Neuhochdeutsch (von 1500 bis zur Gegenwart)

Die Jahreszahlen meinen natürlich nur ungefähre Grenzen. Maistens wird zwischen dem
Mittelhochdeutsch und dem Neuhochdeutsch das Frühnehochdeutsche als
Ubergangsperiode eingeschaltet. Die zeitlichen Grenzen werden gewöhnlich
folgenderweise fixiert:

Althochdeutsch (Ahd.) 770-1050

Mittelhochdeutsch (Mhd). 1050-1350)

Frühneuhochdeutsch (Fnhd.) 1350- 1650

Neuhochdeutsch (Nhd.) 1650-…

In diesen Einteilungen geht es um die Periodisierung nur des Hochdeutschen. Das


Deutsche zerfällt aber in das Hoch- und Niederdeutsche. Das nimmt Adolf Bach in seiner
«Geschichte der deutschen Sprache» in Betracht. Er führt zur Charakteristik der
einzelnen Perioden auch das Niederdeutsche an.

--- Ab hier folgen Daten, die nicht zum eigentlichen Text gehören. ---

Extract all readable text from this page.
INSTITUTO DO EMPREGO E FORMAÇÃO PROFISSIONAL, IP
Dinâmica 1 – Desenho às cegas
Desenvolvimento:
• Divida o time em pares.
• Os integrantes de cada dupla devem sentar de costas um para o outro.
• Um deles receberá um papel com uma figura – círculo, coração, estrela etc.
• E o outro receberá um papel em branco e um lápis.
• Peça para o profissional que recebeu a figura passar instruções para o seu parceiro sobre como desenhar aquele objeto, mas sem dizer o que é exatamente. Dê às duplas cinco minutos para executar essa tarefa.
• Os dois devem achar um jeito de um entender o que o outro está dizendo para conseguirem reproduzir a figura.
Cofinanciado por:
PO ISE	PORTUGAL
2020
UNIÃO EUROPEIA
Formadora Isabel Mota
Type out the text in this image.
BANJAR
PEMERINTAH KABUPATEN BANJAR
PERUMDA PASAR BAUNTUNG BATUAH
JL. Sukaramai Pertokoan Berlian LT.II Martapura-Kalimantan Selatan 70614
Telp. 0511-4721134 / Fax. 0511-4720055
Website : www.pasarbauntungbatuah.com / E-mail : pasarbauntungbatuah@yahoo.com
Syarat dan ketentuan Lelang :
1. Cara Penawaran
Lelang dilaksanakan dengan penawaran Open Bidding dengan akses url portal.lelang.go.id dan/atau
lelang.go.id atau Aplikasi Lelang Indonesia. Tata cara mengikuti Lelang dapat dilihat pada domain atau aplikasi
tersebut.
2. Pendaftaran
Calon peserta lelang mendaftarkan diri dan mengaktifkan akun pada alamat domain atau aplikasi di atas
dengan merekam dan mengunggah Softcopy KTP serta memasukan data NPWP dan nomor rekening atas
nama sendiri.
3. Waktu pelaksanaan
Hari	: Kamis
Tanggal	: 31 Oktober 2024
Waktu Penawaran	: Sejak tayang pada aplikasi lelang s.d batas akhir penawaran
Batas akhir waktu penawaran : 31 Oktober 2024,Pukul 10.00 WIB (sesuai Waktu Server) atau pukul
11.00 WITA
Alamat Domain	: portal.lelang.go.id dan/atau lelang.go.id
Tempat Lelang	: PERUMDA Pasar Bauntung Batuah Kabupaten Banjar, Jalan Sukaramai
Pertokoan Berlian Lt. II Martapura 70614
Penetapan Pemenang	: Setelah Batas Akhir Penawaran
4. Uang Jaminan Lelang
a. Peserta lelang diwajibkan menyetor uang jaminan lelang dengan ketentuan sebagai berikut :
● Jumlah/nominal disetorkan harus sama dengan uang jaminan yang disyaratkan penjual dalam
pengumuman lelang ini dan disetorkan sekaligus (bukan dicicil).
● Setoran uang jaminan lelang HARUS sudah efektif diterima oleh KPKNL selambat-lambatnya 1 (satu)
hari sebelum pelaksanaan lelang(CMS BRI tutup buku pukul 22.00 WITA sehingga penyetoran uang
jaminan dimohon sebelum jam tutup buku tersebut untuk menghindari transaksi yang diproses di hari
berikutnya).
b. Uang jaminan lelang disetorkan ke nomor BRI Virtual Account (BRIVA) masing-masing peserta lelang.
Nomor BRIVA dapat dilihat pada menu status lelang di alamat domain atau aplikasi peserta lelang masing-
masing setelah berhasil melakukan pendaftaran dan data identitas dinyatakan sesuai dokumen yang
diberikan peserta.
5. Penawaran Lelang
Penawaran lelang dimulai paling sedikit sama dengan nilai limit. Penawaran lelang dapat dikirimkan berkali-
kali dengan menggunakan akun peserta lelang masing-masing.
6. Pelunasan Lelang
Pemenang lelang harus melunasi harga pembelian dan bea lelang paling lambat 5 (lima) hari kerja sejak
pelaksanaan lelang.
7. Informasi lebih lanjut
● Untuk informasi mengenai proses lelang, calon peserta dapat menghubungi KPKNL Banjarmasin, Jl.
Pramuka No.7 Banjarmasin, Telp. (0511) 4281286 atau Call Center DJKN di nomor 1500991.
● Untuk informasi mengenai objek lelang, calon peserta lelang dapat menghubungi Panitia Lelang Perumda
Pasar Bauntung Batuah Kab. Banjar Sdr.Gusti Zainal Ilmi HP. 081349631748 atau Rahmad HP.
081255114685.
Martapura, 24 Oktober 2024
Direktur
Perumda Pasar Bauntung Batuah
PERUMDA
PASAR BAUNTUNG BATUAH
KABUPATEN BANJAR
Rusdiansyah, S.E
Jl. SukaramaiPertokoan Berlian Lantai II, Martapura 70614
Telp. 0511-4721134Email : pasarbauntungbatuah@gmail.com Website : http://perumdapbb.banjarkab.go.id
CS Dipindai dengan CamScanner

Auβerdem hebt er die Zeit etwa vom 5. Jh. bis zur Mitte des 8. Jhs als die Periode der
deutschen Sprache in vorliterarischer Zeit hervor. Heinz Mettke unterscheidet 4 groβe
Abschnitte:

Ahd. 600-1050 (Schrifttum seit 750)

Mhd. 1050-1350 mit

a) Frühmittelhochdeutschen 1050-1170

b) dem klassischen Mhd-n (Sprache der Dichter um 1200)

c) dem Spätmhd-n vom Ende des 13. Jhs bis zur zweiten Hälfte des 14. Jhs

Fnhd. 1350-1650

Nhd. seit 1650 bis zur Gegenwart

Grobe Gliederung, die im Wesentlichen mit der Periodisierung von J.Grimm


übereinstimmt:

Das Wort "DEUTSCH"

Die Deutschen selbst haben ihren eigenen Namen für ihre Sprache: deutsch. Das Wort
kommt vom althochdeutschen diu-tisc, später tiu-tisch, und das bedeutete: "vom Volk,
zum Volk gehörend". Etwa um das Jahr 800 gab es laut Schriftdokumenten den Streit, ob
die Messe in der Kirche "latine "oder "theodisce" gelesen werden sollte. Wie wir sehen,
hatte man inzwischen tiu- zu theo- retouchiert. Wohl um glauben zu machen, theodisce
habe mit theos, also Gott persönlich zu tun! Zur selben Zeit beanspruchte Karl der
Große, König der Franken, für sich das Recht, das germanische "theodisce" auch in der
Lombardei zu sprechen, obwohl das Volk dort einen romanischen Dialekt sprach.